– Римляне всегда хотят получить то, что им не принадлежит, – говорю я.
Иаков Старший и Иосиф согласно бормочут. Они пришли помочь провести переговоры с Акилой, который приезжает каждую неделю из Святого города.
Йоханан с интересом за нами наблюдает.
Тонкий рыжеватый пушок на верхней губе и подбородке у него появился раньше, чем стал ломаться голос. Скоро и голос изменится.
– Если они сами узнают, рецепт обойдется им бесплатно, – говорит Йоханан, вставляя свое мнение. – Вопрос в том, насколько умен римлянин?
Иаков и Иосиф посмеиваются и хлопают сына по спине.
– Скоро, нет ли, но их ремесленники это узнают, – говорит Акила. – А для вас лучше живая прибыль, чем чистый убыток.
Меня словно ударили. Его намеки касаются моего возраста и выгоды, которую сын может не увидеть. Мои изделия покупают путешественники, стекающиеся в город. Их приобретают не для хозяйства – для красоты. Мерцающие безделушки, которые будут стоять среди других украшений в домах Амамеи. Но доход означает, что я смогу послать Йоханана учиться. Дать ему образование. Марьям уже отправила Иешуа в Кумран, и сын хочет учиться с ним вместе.
– Узнайте, сколько они предложат платить каждый год за рецепт, – говорю я.
Акиле, кажется, эта идея не по душе, ему бы заключить крупную сделку и получить комиссию. Он уходит от нас недовольный.
– Твой рецепт стоит больше, чем они готовы заплатить, – уверяет Йоханан.
– Вороватые римляне всегда грабят – так или иначе! – Иаков Старший стучит кулаком по столу. – Мы ведь не забыли, что за одно утро они убили три тысячи иудеев? Синедрион лишен власти. Что же дальше? Языческие статуи в наших храмах?

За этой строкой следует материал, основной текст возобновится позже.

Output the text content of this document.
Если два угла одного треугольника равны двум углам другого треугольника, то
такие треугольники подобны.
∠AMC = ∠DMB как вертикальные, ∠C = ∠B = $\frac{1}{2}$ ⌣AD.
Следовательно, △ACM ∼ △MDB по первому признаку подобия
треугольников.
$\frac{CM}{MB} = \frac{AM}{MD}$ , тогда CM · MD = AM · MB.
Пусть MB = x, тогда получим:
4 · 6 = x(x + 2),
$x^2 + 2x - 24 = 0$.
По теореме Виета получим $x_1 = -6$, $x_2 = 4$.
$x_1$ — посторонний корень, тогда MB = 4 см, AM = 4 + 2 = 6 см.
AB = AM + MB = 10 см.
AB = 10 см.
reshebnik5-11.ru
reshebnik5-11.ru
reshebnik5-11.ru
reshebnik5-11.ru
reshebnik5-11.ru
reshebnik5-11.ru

Деревенские мужчины рассуждают легкомысленно. Заявляют, что молятся о том, чтобы Рим направляла рука Владыки мира, но я по глазам вижу, что это не так. Они хотят выплеснуть зло и нанести удар другому злу. Истребить, а не наставлять, наказывать, а не прощать.
Иудеи выступают против своих. Люди не объединяются, а разделяются, и среди уймы разногласий ни одна мысль не кажется ясной. Смотрят друг на друга с оглядкой, в глазах подозрение. Отчаяние искривляет разум, пробуждает ярость, чтобы пустить в ход кулаки или оружие там, где чувствуется угроза. Но я никогда не видела, чтобы одна ненависть отменяла другую.
– Давай поднимемся на гору, – говорит Йоханан по дороге домой.
Он поднимается, прежде чем я соглашаюсь. Знает, что я пойду следом.
Он прыгает по каменистым уступам, как горный козел. Его икры упругие, крепкие, угловатые, как у отца, теперь он на целую ладонь выше, чем другие мальчишки его возраста. Он шагает впереди меня, замирает, затем низко приседает, завороженный.